Note that publishers are paid twice: The publisher, and the writers it represents, will get paid twice if an advertiser uses a song; first by the advertiser and then by the publisher's performing rights society (ASCAP, BMI or SESAC). The societies pay the publisher and writer based on public performances of the songs on television and radio, as well as in other public venues. The income generated by these performances can be substantial when the commercials appear on network television and in television syndication. If a publisher does not license the song, it has much more to lose, so it is important to reaffirm what it has to gain by negotiating a deal.

Give them a budget: Some publishers will work with you if you let them know how much your client is willing to spend. As discussed above, ask a publisher for a standard range for a catalog song and the publisher will start with $150,000 and up. If you suggest $50,000, the publisher may suggest songs that are in your client's price range. In fact, the publisher may give you CDs containing those songs, which you can then bring back to your client for review.

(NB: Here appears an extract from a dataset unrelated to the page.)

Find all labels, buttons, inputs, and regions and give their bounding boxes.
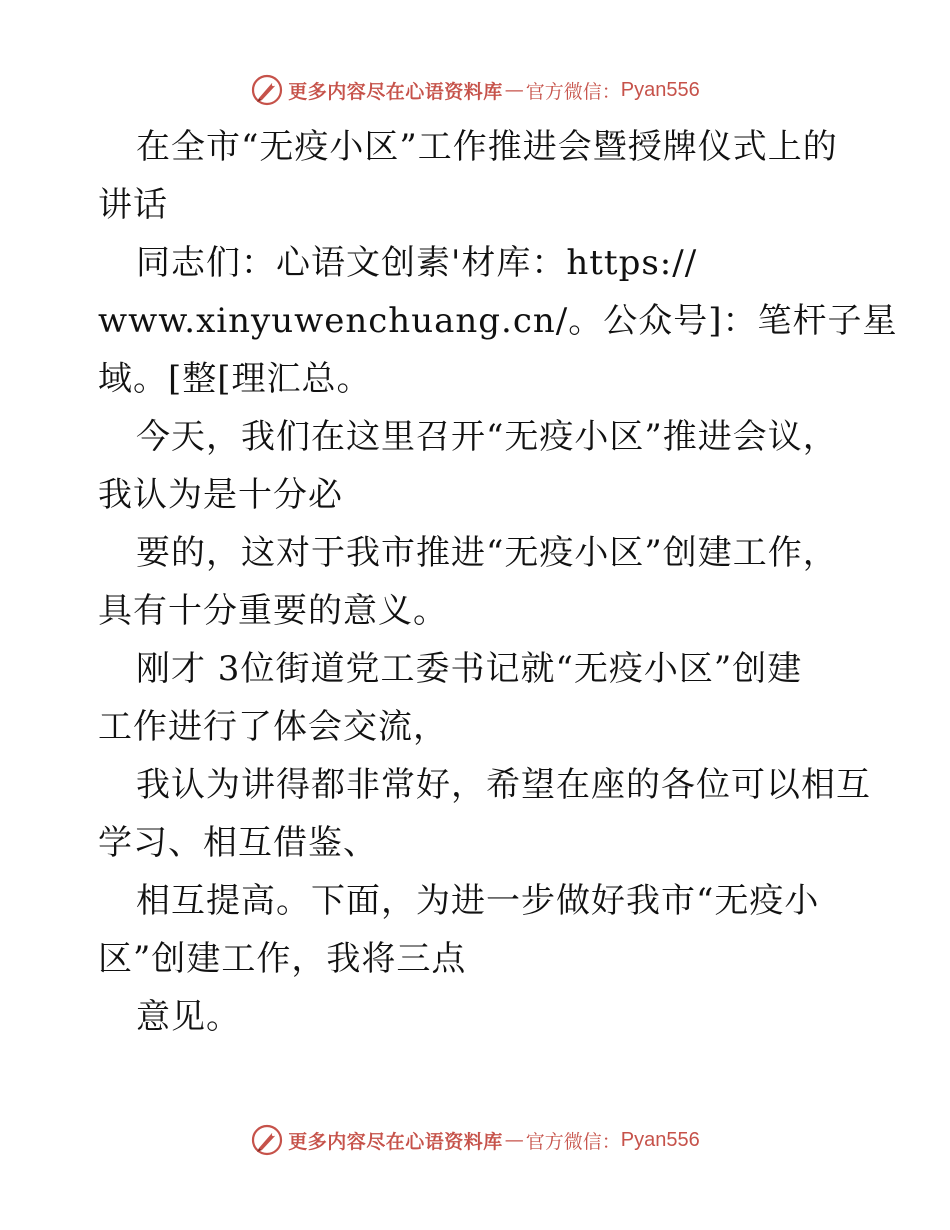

Consult the experts: There are music clearance agencies that are very experienced in negotiating these deals. You may wish to avail yourself of that expertise. A list of such agents may be found by contacting an organization of clearance professions such as CLEAR (

Approach the writer: If you know the writers or composers, it may be better to first approach them. Writers may be more eager to make a deal for a song than publishers who represent many other writers whose work may bring in higher fees. In certain cases, the writer may be able to make a deal without the publisher 's consent, but if the publisher is the exclusive agent for making the deal, the writer may be your advocate for a reasonable rate.

Don't focus on the number of spots, unless your client is only producing one: The publisher may ask for more money if it knows that your client wishes to make more than one commercial containing the publisher's song. To give your client the greatest leverage, you may try to avoid the issue and hope that the license provided by the publisher will grant your client the right to use the songs in television spots without limiting the number of ads. If you focus the publisher on the notion that your client wants to make more than a dozen spots using the publisher's song, the publisher may ask for more money. Of course, more sophisticated publishers will bring up this point during the course of negotiations. If your client only wishes to use the music in one spot, however, it is to your advantage to emphasize that in an attempt to reduce the fee.

Consider using stock music or a jingle house: If your client is not looking for a recognizable song, you may be better off not approaching a music publisher at all. There are many stock music or jingle houses which may be able to provide music composed on a work-for-hire basis that will work for your commercial. They are also more likely to control the masters as well.